TORONTO: Barrick Gold’s top executive says it’s not just Saudi Arabia interested in his company’s massive copper project in Pakistan — some major mining companies are, too, Bloomberg News reported.
The Canadian miner’s $7-billion Reko Diq project in Balochistan — a region bordering Afghanistan and Iran — boasts one of the world’s largest copper deposits and could become a major source of the wiring metal. Barrick is the only mining company that hasn’t shied away from the project’s risky geography, after Chilean miner Antofagasta Plc sold its stake in the project last year.
Now, Barrick Chief Executive Officer Mark Bristow said he’s seeing newfound “interest” from multinational mining firms that have been hesitant to venture into tricky regions of the world.
“They have an interest,” Bristow said in a Tuesday interview at the Denver Gold Forum. “Of course, they’re a lot more conservative than I am, but as we open up these areas, whatever way you look at copper, there’s not enough of it.” Bristow declined to elaborate on what he meant by interest.
Large metals producers are scouring the world for copper assets as demand for battery metals accelerates to underpin the global transition to cleaner energy.
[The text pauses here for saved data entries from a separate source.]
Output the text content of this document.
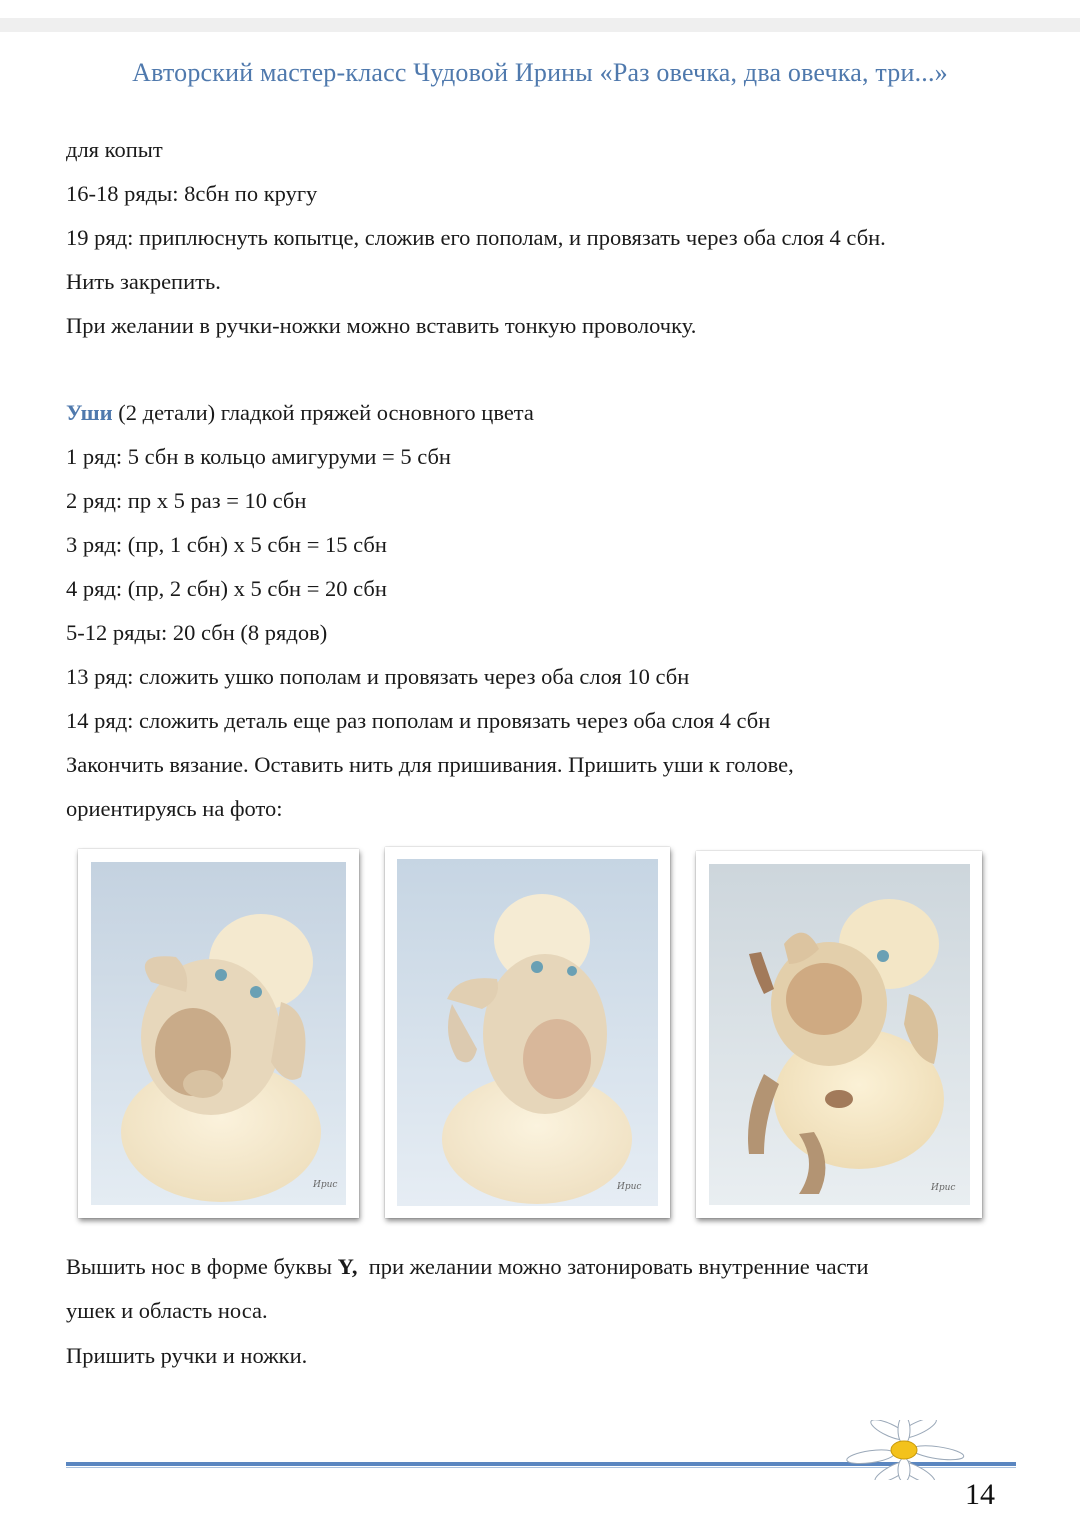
Авторский мастер-класс Чудовой Ирины «Раз овечка, два овечка, три...»
для копыт
16-18 ряды: 8сбн по кругу
19 ряд: приплюснуть копытце, сложив его пополам, и провязать через оба слоя 4 сбн.
Нить закрепить.
При желании в ручки-ножки можно вставить тонкую проволочку.
Уши (2 детали) гладкой пряжей основного цвета
1 ряд: 5 сбн в кольцо амигуруми = 5 сбн
2 ряд: пр х 5 раз = 10 сбн
3 ряд: (пр, 1 сбн) х 5 сбн = 15 сбн
4 ряд: (пр, 2 сбн) х 5 сбн = 20 сбн
5-12 ряды: 20 сбн (8 рядов)
13 ряд: сложить ушко пополам и провязать через оба слоя 10 сбн
14 ряд: сложить деталь еще раз пополам и провязать через оба слоя 4 сбн
Закончить вязание. Оставить нить для пришивания. Пришить уши к голове,
ориентируясь на фото:
Ирис	Ирис	Ирис
Вышить нос в форме буквы Y,  при желании можно затонировать внутренние части
ушек и область носа.
Пришить ручки и ножки.
14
BHP Group, Rio Tinto Group and Glencore are actively looking to increase their copper exposure while gold majors like Barrick and Newmont Corp. have made moves to boost output of the industrial metal.
Reko Diq has attracted interest from Saudi Arabia, whose presence could serve to stabilize the project in a contentious part of the world. Bloomberg previously reported that the Saudis held talks about investing in the development.
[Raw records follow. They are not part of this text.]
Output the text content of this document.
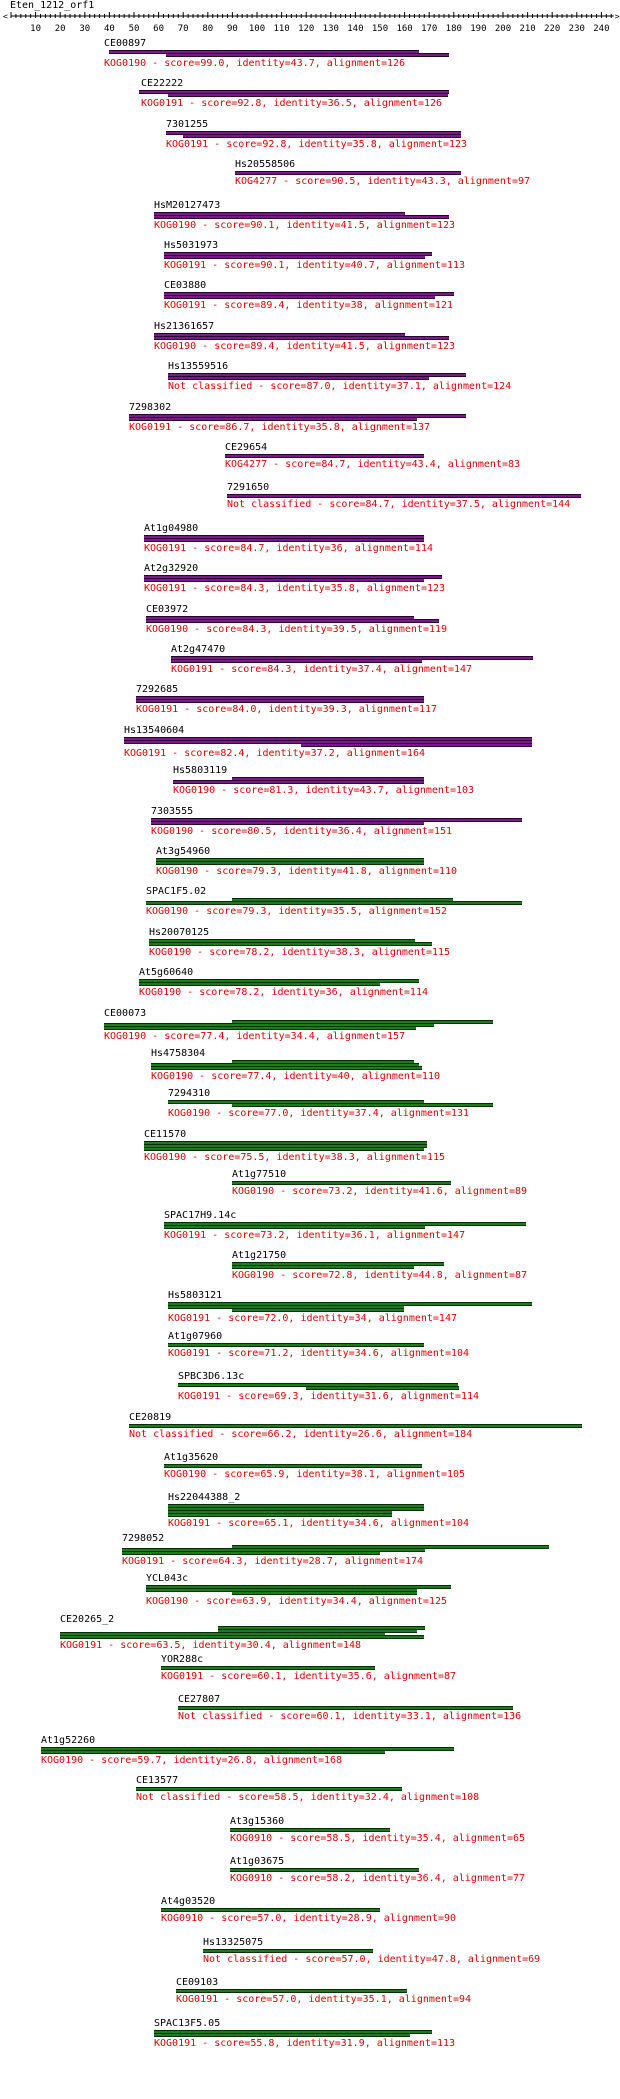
Eten_1212_orf1
<	>
10 20 30 40 50 60 70 80 90 100 110 120 130 140 150 160 170 180 190 200 210 220 230 240
CE00897
KOG0190 - score=99.0, identity=43.7, alignment=126
CE22222
KOG0191 - score=92.8, identity=36.5, alignment=126
7301255
KOG0191 - score=92.8, identity=35.8, alignment=123
Hs20558506
KOG4277 - score=90.5, identity=43.3, alignment=97
HsM20127473
KOG0190 - score=90.1, identity=41.5, alignment=123
Hs5031973
KOG0191 - score=90.1, identity=40.7, alignment=113
CE03880
KOG0191 - score=89.4, identity=38, alignment=121
Hs21361657
KOG0190 - score=89.4, identity=41.5, alignment=123
Hs13559516
Not classified - score=87.0, identity=37.1, alignment=124
7298302
KOG0191 - score=86.7, identity=35.8, alignment=137
CE29654
KOG4277 - score=84.7, identity=43.4, alignment=83
7291650
Not classified - score=84.7, identity=37.5, alignment=144
At1g04980
KOG0191 - score=84.7, identity=36, alignment=114
At2g32920
KOG0191 - score=84.3, identity=35.8, alignment=123
CE03972
KOG0190 - score=84.3, identity=39.5, alignment=119
At2g47470
KOG0191 - score=84.3, identity=37.4, alignment=147
7292685
KOG0191 - score=84.0, identity=39.3, alignment=117
Hs13540604
KOG0191 - score=82.4, identity=37.2, alignment=164
Hs5803119
KOG0190 - score=81.3, identity=43.7, alignment=103
7303555
KOG0190 - score=80.5, identity=36.4, alignment=151
At3g54960
KOG0190 - score=79.3, identity=41.8, alignment=110
SPAC1F5.02
KOG0190 - score=79.3, identity=35.5, alignment=152
Hs20070125
KOG0190 - score=78.2, identity=38.3, alignment=115
At5g60640
KOG0190 - score=78.2, identity=36, alignment=114
CE00073
KOG0190 - score=77.4, identity=34.4, alignment=157
Hs4758304
KOG0190 - score=77.4, identity=40, alignment=110
7294310
KOG0190 - score=77.0, identity=37.4, alignment=131
CE11570
KOG0190 - score=75.5, identity=38.3, alignment=115
At1g77510
KOG0190 - score=73.2, identity=41.6, alignment=89
SPAC17H9.14c
KOG0191 - score=73.2, identity=36.1, alignment=147
At1g21750
KOG0190 - score=72.8, identity=44.8, alignment=87
Hs5803121
KOG0191 - score=72.0, identity=34, alignment=147
At1g07960
KOG0191 - score=71.2, identity=34.6, alignment=104
SPBC3D6.13c
KOG0191 - score=69.3, identity=31.6, alignment=114
CE20819
Not classified - score=66.2, identity=26.6, alignment=184
At1g35620
KOG0190 - score=65.9, identity=38.1, alignment=105
Hs22044388_2
KOG0191 - score=65.1, identity=34.6, alignment=104
7298052
KOG0191 - score=64.3, identity=28.7, alignment=174
YCL043c
KOG0190 - score=63.9, identity=34.4, alignment=125
CE20265_2
KOG0191 - score=63.5, identity=30.4, alignment=148
YOR288c
KOG0191 - score=60.1, identity=35.6, alignment=87
CE27807
Not classified - score=60.1, identity=33.1, alignment=136
At1g52260
KOG0190 - score=59.7, identity=26.8, alignment=168
CE13577
Not classified - score=58.5, identity=32.4, alignment=108
At3g15360
KOG0910 - score=58.5, identity=35.4, alignment=65
At1g03675
KOG0910 - score=58.2, identity=36.4, alignment=77
At4g03520
KOG0910 - score=57.0, identity=28.9, alignment=90
Hs13325075
Not classified - score=57.0, identity=47.8, alignment=69
CE09103
KOG0191 - score=57.0, identity=35.1, alignment=94
SPAC13F5.05
KOG0191 - score=55.8, identity=31.9, alignment=113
“We would not have have a problem if Saudi Arabia and Pakistan came to an agreement” on a stake, Bristow said. “The Saudis are very interested in participating.”
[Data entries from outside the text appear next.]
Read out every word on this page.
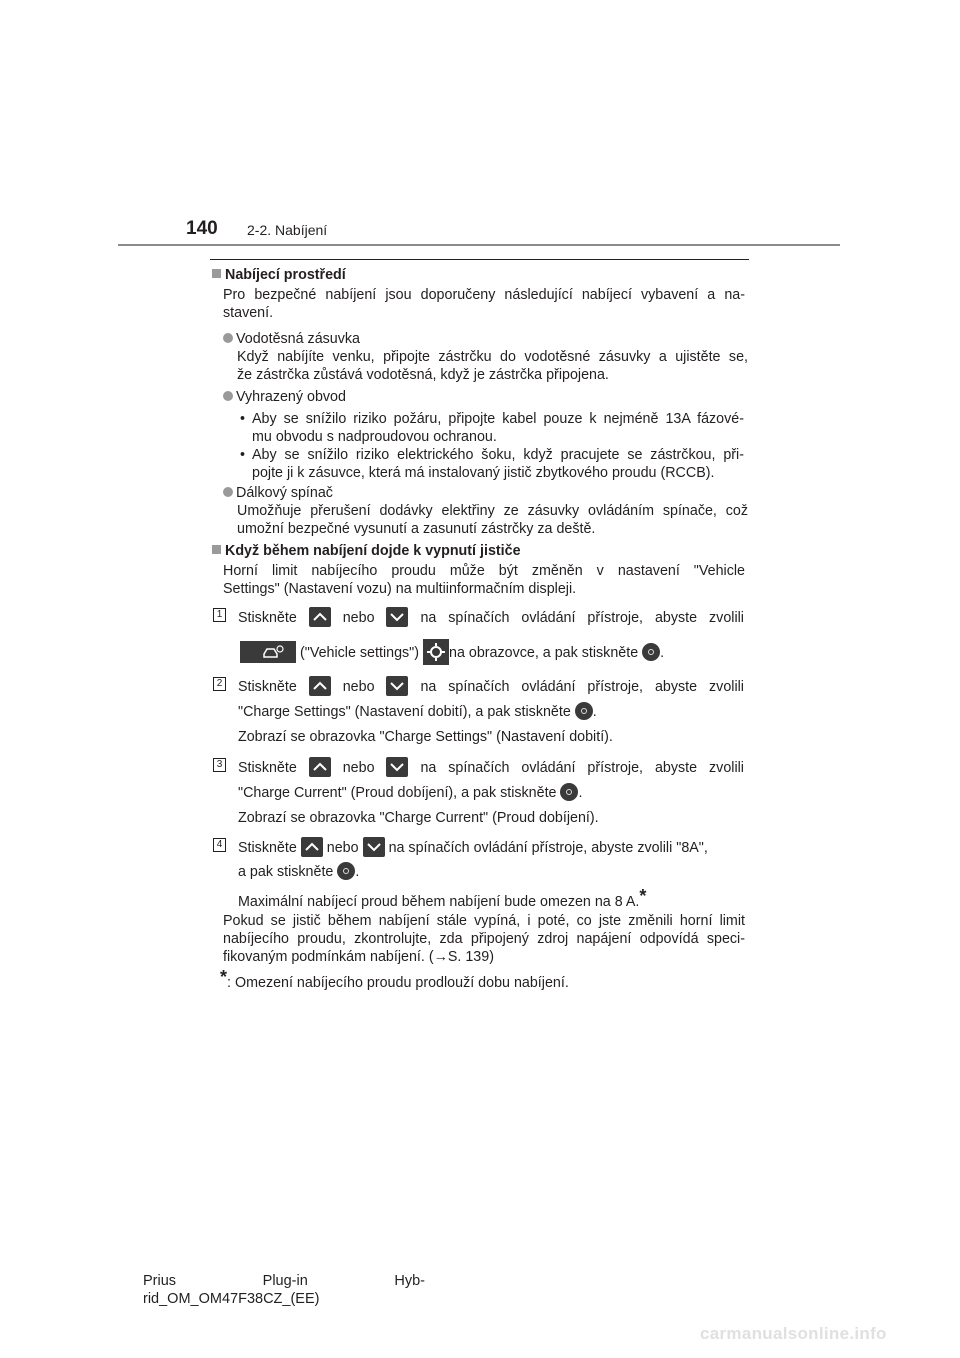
140 2-2. Nabíjení
Nabíjecí prostředí
Pro bezpečné nabíjení jsou doporučeny následující nabíjecí vybavení a na-
stavení.
Vodotěsná zásuvka
Když nabíjíte venku, připojte zástrčku do vodotěsné zásuvky a ujistěte se,
že zástrčka zůstává vodotěsná, když je zástrčka připojena.
Vyhrazený obvod
• Aby se snížilo riziko požáru, připojte kabel pouze k nejméně 13A fázové-
mu obvodu s nadproudovou ochranou.
• Aby se snížilo riziko elektrického šoku, když pracujete se zástrčkou, při-
pojte ji k zásuvce, která má instalovaný jistič zbytkového proudu (RCCB).
Dálkový spínač
Umožňuje přerušení dodávky elektřiny ze zásuvky ovládáním spínače, což
umožní bezpečné vysunutí a zasunutí zástrčky za deště.
Když během nabíjení dojde k vypnutí jističe
Horní limit nabíjecího proudu může být změněn v nastavení "Vehicle
Settings" (Nastavení vozu) na multiinformačním displeji.
1 Stiskněte	nebo	na spínačích ovládání přístroje, abyste zvolili
("Vehicle settings") na obrazovce, a pak stiskněte .
2 Stiskněte	nebo	na spínačích ovládání přístroje, abyste zvolili
"Charge Settings" (Nastavení dobití), a pak stiskněte .
Zobrazí se obrazovka "Charge Settings" (Nastavení dobití).
3 Stiskněte	nebo	na spínačích ovládání přístroje, abyste zvolili
"Charge Current" (Proud dobíjení), a pak stiskněte .
Zobrazí se obrazovka "Charge Current" (Proud dobíjení).
4 Stiskněte nebo na spínačích ovládání přístroje, abyste zvolili "8A",
a pak stiskněte .
Maximální nabíjecí proud během nabíjení bude omezen na 8 A.*
Pokud se jistič během nabíjení stále vypíná, i poté, co jste změnili horní limit
nabíjecího proudu, zkontrolujte, zda připojený zdroj napájení odpovídá speci-
fikovaným podmínkám nabíjení. (→S. 139)
*: Omezení nabíjecího proudu prodlouží dobu nabíjení.
Prius Plug-in Hyb-
rid_OM_OM47F38CZ_(EE)
carmanualsonline.info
Last month Barrick said it was open to bringing in Saudi Arabia’s wealth fund as one of its partners in the Reko Diq project but has dismissed reports it was in talks with fellow Canadian miner First Quantum Minerals on a possible acquisition.
Barrick won’t be diluting its equity in the project but “will not mind” if Saudi Arabia’s Public Investment Fund (PIF) wants to buy out the equity of the Pakistan government, Bristow had said in a Reuters interview.
“There is a strong relationship between Saudi and Pakistan and since we control the project we have the first right of refusal,” the CEO added, saying Barrick would supportPIF coming into the mine through Pakistan’s 25 percent equity stake.
In an out of court agreement last year, Barrick Gold ended a long-running dispute with Pakistan, and agreed to restart development on the mine. Under the deal, the company withdrew its case in an international arbitration court, which had slapped a penalty of $11 billion on Pakistan for suspending the contracts of the company and its partners in 2011.
The company’s license to mine the untapped deposits was canceled after the Supreme Court ruled illegal the award granted to it and its partner, Chile’s Antofagasta. Antofagasta had agreed to exit the project, saying its growth strategy was focused on production of copper and by-products in the Americas. Pakistan’s mineral-rich province of Balochistan is home to separatist militants who have engaged in insurgency against the government for decades, demanding a greater share of the region’s resources.